According to the New York Times, in January, Connecticut's Governor Jodi Rell announced the Small Business Innovation and Diversification program, which allotted $250,000 in grants for innovative manufacturers with fewer than 500 employees.
'The specific objective is to enable firms to design and develop innovative technologies that diversify their portfolio of products thereby retaining/increasing sales and employment in the State,' the website reports.
The funds are awarded on a competitive basis; companies go through the application and review process to potentially win a grant of up to $25,000.
In January, Massachusetts approved a program allowing the state government to defray the high costs of health insurance for a number of its small businesses, Entrepreneur reports.
According to the Boston Globe, the Health Connector board is taking over the administration of private health insurance for 17,000 small business, most with fewer than five employees.
They're cutting monthly fees from $35 per employee to $10, a decision that should save $300 per employee annually, Entrepreneur estimates.
Michigan's unemployed workers who have an entrepreneurial streak are in luck. In June of 2009, the Michigan Small Business and Technology centre began a program offering low-cost startup training for people who had been laid off.
From writing a business plan to learning about financing options, the training sessions (a partnership with the Kauffman Foundation) cover all the basics for first-time entrepreneurs.
According to the New York Times, 527 individuals have taken the course, and 160 of them have launched new ventures.
In November 2009, Florida partnered with renowned entrepreneurship development organisation the Edward Lowe Foundation to develop a plan for growing second-stage companies.
Called GrowFL, the program is centered around a strategy called 'economic gardening,' which the New York Times explains is really about expanding customer base. GrowFL 'helps established companies identify new markets, research industry developments and maximise their use of social media,' the New York Times article continues.
They also offer a host of group events where CEOs can network, discuss issues, and learn from seminars.
In January, St. Louis County launched Boost, a program designed to offer its small businesses better access to loans.
According to STLToday.com, the loans are unique in that they have 'no income requirements or prepayment penalties, and borrowers can choose either a fixed or floating interest rate.'
The loans are made possible through a county partnership with PNC Bank, who is providing a $5 million line of credit. The New York Times reports that more than 100 business owners have already applied to take advantage of the new offering.
One Northeast Ohio small business council has gotten creative to help out local businesses. It's encouraging area residents to proudly buy local through an innovative campaign called 'I Buy NEO' (where 'NEO' stands for 'Northeast Ohio).
Supporters can use their 'I Buy NEO' loyalty card -- which go for $10 apiece -- to get discounts and accrue cash rebates at participating businesses.

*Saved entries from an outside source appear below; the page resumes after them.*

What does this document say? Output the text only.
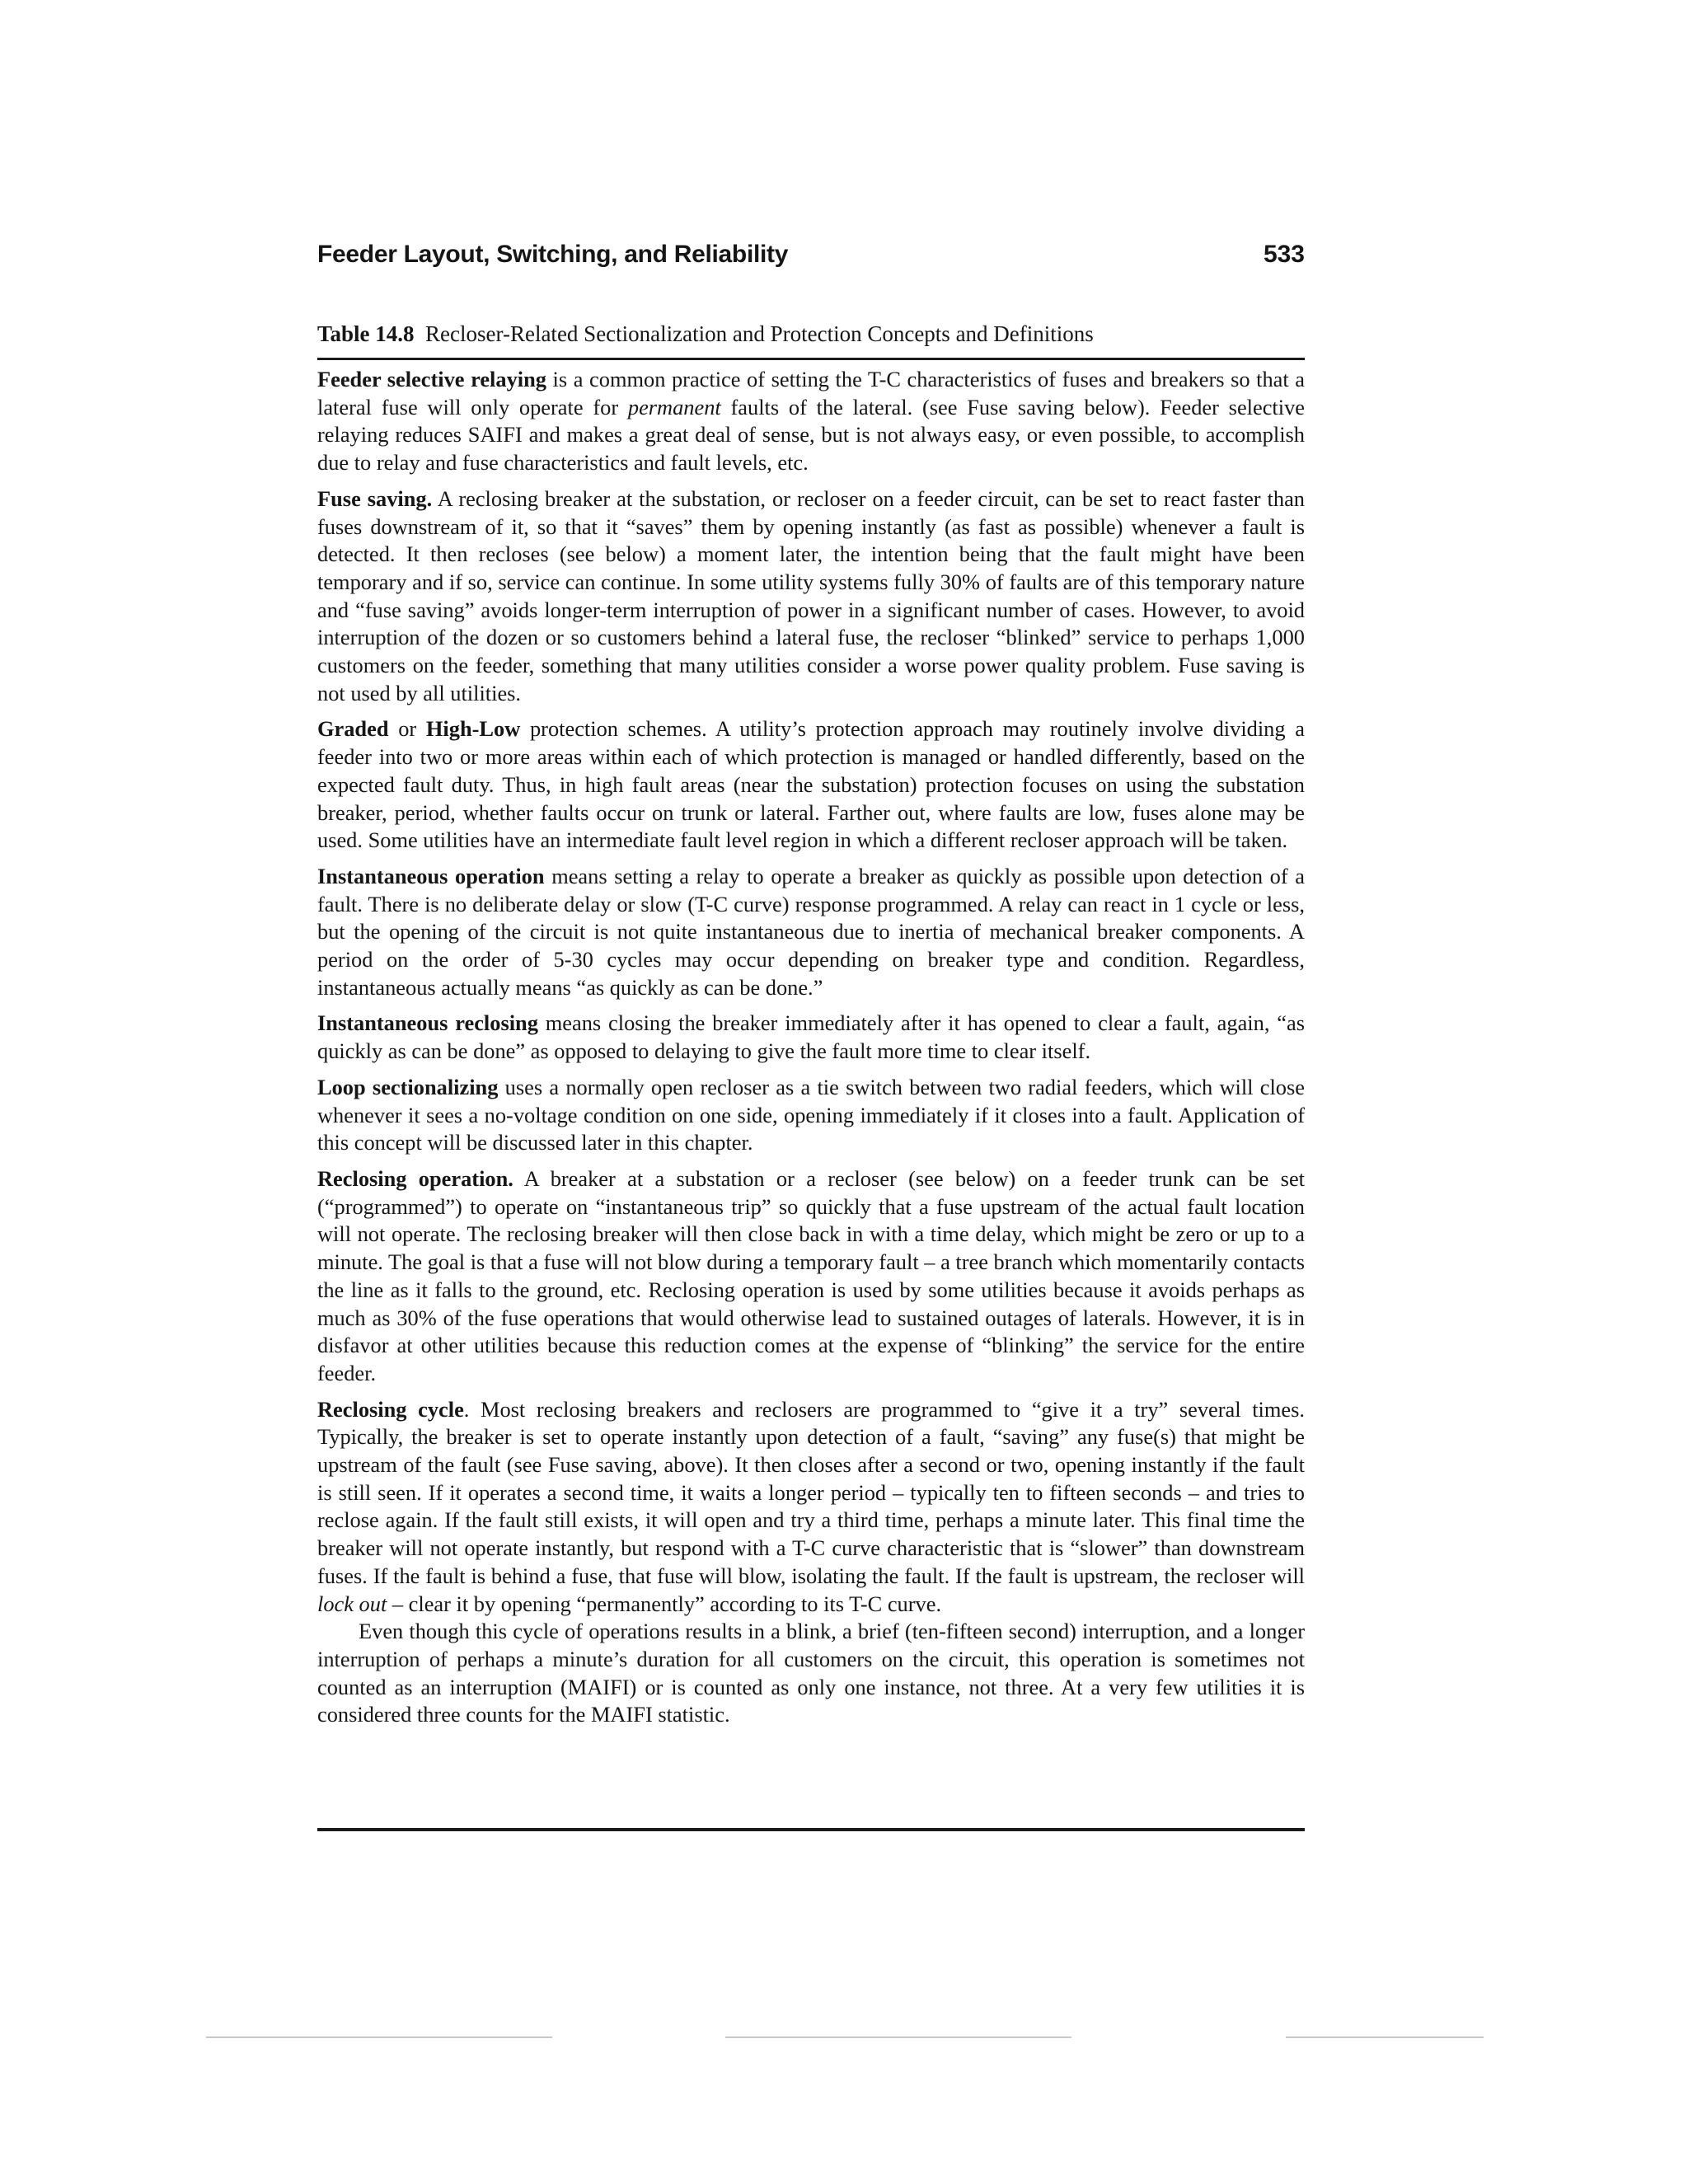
Feeder Layout, Switching, and Reliability	533
Table 14.8 Recloser-Related Sectionalization and Protection Concepts and Definitions

Feeder selective relaying is a common practice of setting the T-C characteristics of fuses and breakers so that a lateral fuse will only operate for permanent faults of the lateral. (see Fuse saving below). Feeder selective relaying reduces SAIFI and makes a great deal of sense, but is not always easy, or even possible, to accomplish due to relay and fuse characteristics and fault levels, etc.

Fuse saving. A reclosing breaker at the substation, or recloser on a feeder circuit, can be set to react faster than fuses downstream of it, so that it “saves” them by opening instantly (as fast as possible) whenever a fault is detected. It then recloses (see below) a moment later, the intention being that the fault might have been temporary and if so, service can continue. In some utility systems fully 30% of faults are of this temporary nature and “fuse saving” avoids longer-term interruption of power in a significant number of cases. However, to avoid interruption of the dozen or so customers behind a lateral fuse, the recloser “blinked” service to perhaps 1,000 customers on the feeder, something that many utilities consider a worse power quality problem. Fuse saving is not used by all utilities.

Graded or High-Low protection schemes. A utility’s protection approach may routinely involve dividing a feeder into two or more areas within each of which protection is managed or handled differently, based on the expected fault duty. Thus, in high fault areas (near the substation) protection focuses on using the substation breaker, period, whether faults occur on trunk or lateral. Farther out, where faults are low, fuses alone may be used. Some utilities have an intermediate fault level region in which a different recloser approach will be taken.

Instantaneous operation means setting a relay to operate a breaker as quickly as possible upon detection of a fault. There is no deliberate delay or slow (T-C curve) response programmed. A relay can react in 1 cycle or less, but the opening of the circuit is not quite instantaneous due to inertia of mechanical breaker components. A period on the order of 5-30 cycles may occur depending on breaker type and condition. Regardless, instantaneous actually means “as quickly as can be done.”

Instantaneous reclosing means closing the breaker immediately after it has opened to clear a fault, again, “as quickly as can be done” as opposed to delaying to give the fault more time to clear itself.

Loop sectionalizing uses a normally open recloser as a tie switch between two radial feeders, which will close whenever it sees a no-voltage condition on one side, opening immediately if it closes into a fault. Application of this concept will be discussed later in this chapter.

Reclosing operation. A breaker at a substation or a recloser (see below) on a feeder trunk can be set (“programmed”) to operate on “instantaneous trip” so quickly that a fuse upstream of the actual fault location will not operate. The reclosing breaker will then close back in with a time delay, which might be zero or up to a minute. The goal is that a fuse will not blow during a temporary fault – a tree branch which momentarily contacts the line as it falls to the ground, etc. Reclosing operation is used by some utilities because it avoids perhaps as much as 30% of the fuse operations that would otherwise lead to sustained outages of laterals. However, it is in disfavor at other utilities because this reduction comes at the expense of “blinking” the service for the entire feeder.

Reclosing cycle. Most reclosing breakers and reclosers are programmed to “give it a try” several times. Typically, the breaker is set to operate instantly upon detection of a fault, “saving” any fuse(s) that might be upstream of the fault (see Fuse saving, above). It then closes after a second or two, opening instantly if the fault is still seen. If it operates a second time, it waits a longer period – typically ten to fifteen seconds – and tries to reclose again. If the fault still exists, it will open and try a third time, perhaps a minute later. This final time the breaker will not operate instantly, but respond with a T-C curve characteristic that is “slower” than downstream fuses. If the fault is behind a fuse, that fuse will blow, isolating the fault. If the fault is upstream, the recloser will lock out – clear it by opening “permanently” according to its T-C curve.

Even though this cycle of operations results in a blink, a brief (ten-fifteen second) interruption, and a longer interruption of perhaps a minute’s duration for all customers on the circuit, this operation is sometimes not counted as an interruption (MAIFI) or is counted as only one instance, not three. At a very few utilities it is considered three counts for the MAIFI statistic.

Small businesses pay nothing to join the program, and participating ones are already reaping the benefits: the New York Times reports that 'sales activity tied to the loyalty cards has increased 40 per cent over the last six months.'
San Francisco is enacting a program that subsidizes 100% of certain new hires' salary, reports the New York Times.
Businesses can take advantage of Jobs Now! by hiring people who have been referred by the city; these unemployed individuals go through an application process to be part of the program.
According to the website, the program just placed its 2000th hire last week.
Miami-Dade County has been offering $5,000 grants to struggling micro-enterprises, says Entrepreneur.
The program is targeting the smallest businesses who are really suffering: to qualify, an individual must be a 'low-to-moderate income small business owner (200 per cent of the Federal Poverty Guidelines) and have a business with no more than five employees including the owner,' reports the Miami Herald.
Note: The deadline for this program passed in early February, but it's a good example of how one area is rescuing its struggling small businesses.
All states offer some resources for small business owners who are struggling.
One of the best nation-wide programs is sponsored by the Small Business Administration: regional Small Business Development centres.
These centres offer expert business development resources and counseling to small business owners, completely free of charge.